The girls are in pre-school and day care, and their mother is returning to college. She has no more contact with her abusive former partners. And in this case, I actually believe it! Mom has put distance between herself and her own abusive mother. She’s looking forward to getting her degree, and putting it to use.

Once in a while there’s a good story. And it’s enough to get us through fifteen bad ones.

Here’s hoping.





This is what you get for lack of IT.

17 12 2010

All right, loyal readers, friends, Mom. We’re due for an update, but computers are down office-wide.
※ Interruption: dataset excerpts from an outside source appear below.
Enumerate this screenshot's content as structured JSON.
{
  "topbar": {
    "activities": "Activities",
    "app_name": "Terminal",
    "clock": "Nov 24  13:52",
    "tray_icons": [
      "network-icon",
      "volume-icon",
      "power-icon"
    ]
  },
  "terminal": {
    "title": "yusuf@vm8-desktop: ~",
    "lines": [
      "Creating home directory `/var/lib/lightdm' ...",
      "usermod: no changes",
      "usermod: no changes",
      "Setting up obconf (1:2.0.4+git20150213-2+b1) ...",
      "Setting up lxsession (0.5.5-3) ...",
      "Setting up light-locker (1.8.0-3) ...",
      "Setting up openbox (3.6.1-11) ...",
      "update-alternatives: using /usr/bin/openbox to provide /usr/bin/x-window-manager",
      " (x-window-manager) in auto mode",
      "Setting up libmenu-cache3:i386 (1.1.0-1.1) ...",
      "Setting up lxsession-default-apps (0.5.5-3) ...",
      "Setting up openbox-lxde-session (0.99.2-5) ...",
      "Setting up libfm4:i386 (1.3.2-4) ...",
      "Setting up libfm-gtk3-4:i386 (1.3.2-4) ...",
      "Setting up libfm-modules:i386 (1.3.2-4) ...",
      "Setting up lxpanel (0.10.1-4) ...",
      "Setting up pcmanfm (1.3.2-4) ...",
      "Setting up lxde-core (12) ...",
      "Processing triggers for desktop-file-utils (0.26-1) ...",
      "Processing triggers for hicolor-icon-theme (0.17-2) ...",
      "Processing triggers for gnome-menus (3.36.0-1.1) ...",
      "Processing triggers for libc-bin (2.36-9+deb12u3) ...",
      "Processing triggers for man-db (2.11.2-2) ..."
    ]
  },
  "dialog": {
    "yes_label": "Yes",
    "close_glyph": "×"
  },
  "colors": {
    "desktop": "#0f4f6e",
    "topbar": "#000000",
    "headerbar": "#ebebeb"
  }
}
So this is my first ever post coming at you from my phone (hint-it was the Droid I was looking for.) I apologize in advance for any autocorrect errors that might turn participants into presents, or groups into gropes.

But it got me thinking-this is a pretty regular occurrence. What else happens so often in this field that you can pretty much count on it? Add to that the fact that we’ve got our agency Christmas party this afternoon, and I saw only one option-SocialJerk drinking game. (Completely different from ghetto bingo.)

Let’s get crunked up.

  1. Computers go down- take one shot.
  2. Computers go down during the only free time you blocked off for writing notes- take two shots.
  3. Client is late-one shot.
  4. Client shows up at a completely made up time-one shot.
  5. Client is right on time-call me and I’ll take you out for a drink, so you can teach me.
  6. Distressed coworker calls the office for directions, after getting lost on the way to an initial home visit-one shot. If you manage not to laugh at them, treat yourself to a beer.
  7. A public assistance or child protective specialist is rude to you- a shot, plus a beer to share with the cranky worker. Maybe that will help?
  8. A parent or referral source seems to be under the impression that you have magic powers and will “fix” difficult children- a six pack should do the trick
  9. You get a nervous call from your mother, because you forgot she follows you on Twitter and posted about being harassed in a sketchy neighborhood- a bottle of wine, to be split with Mom.
  10. A little kid cracks you up, by saying something hilarious like “I’m the best!” or “I love marine life.”-the joy of a child’s laughter should be enough. If not, take a shot.
  11. You find out you can still be surprised- have a Flaming Dr. Pepper. (This was a SocialJerk college specialty, email me if you need details.)

All right. Computers are back up and running, so it’s time for this Jerk to be on her way. Happy drinking, and try not to slur in your progress notes!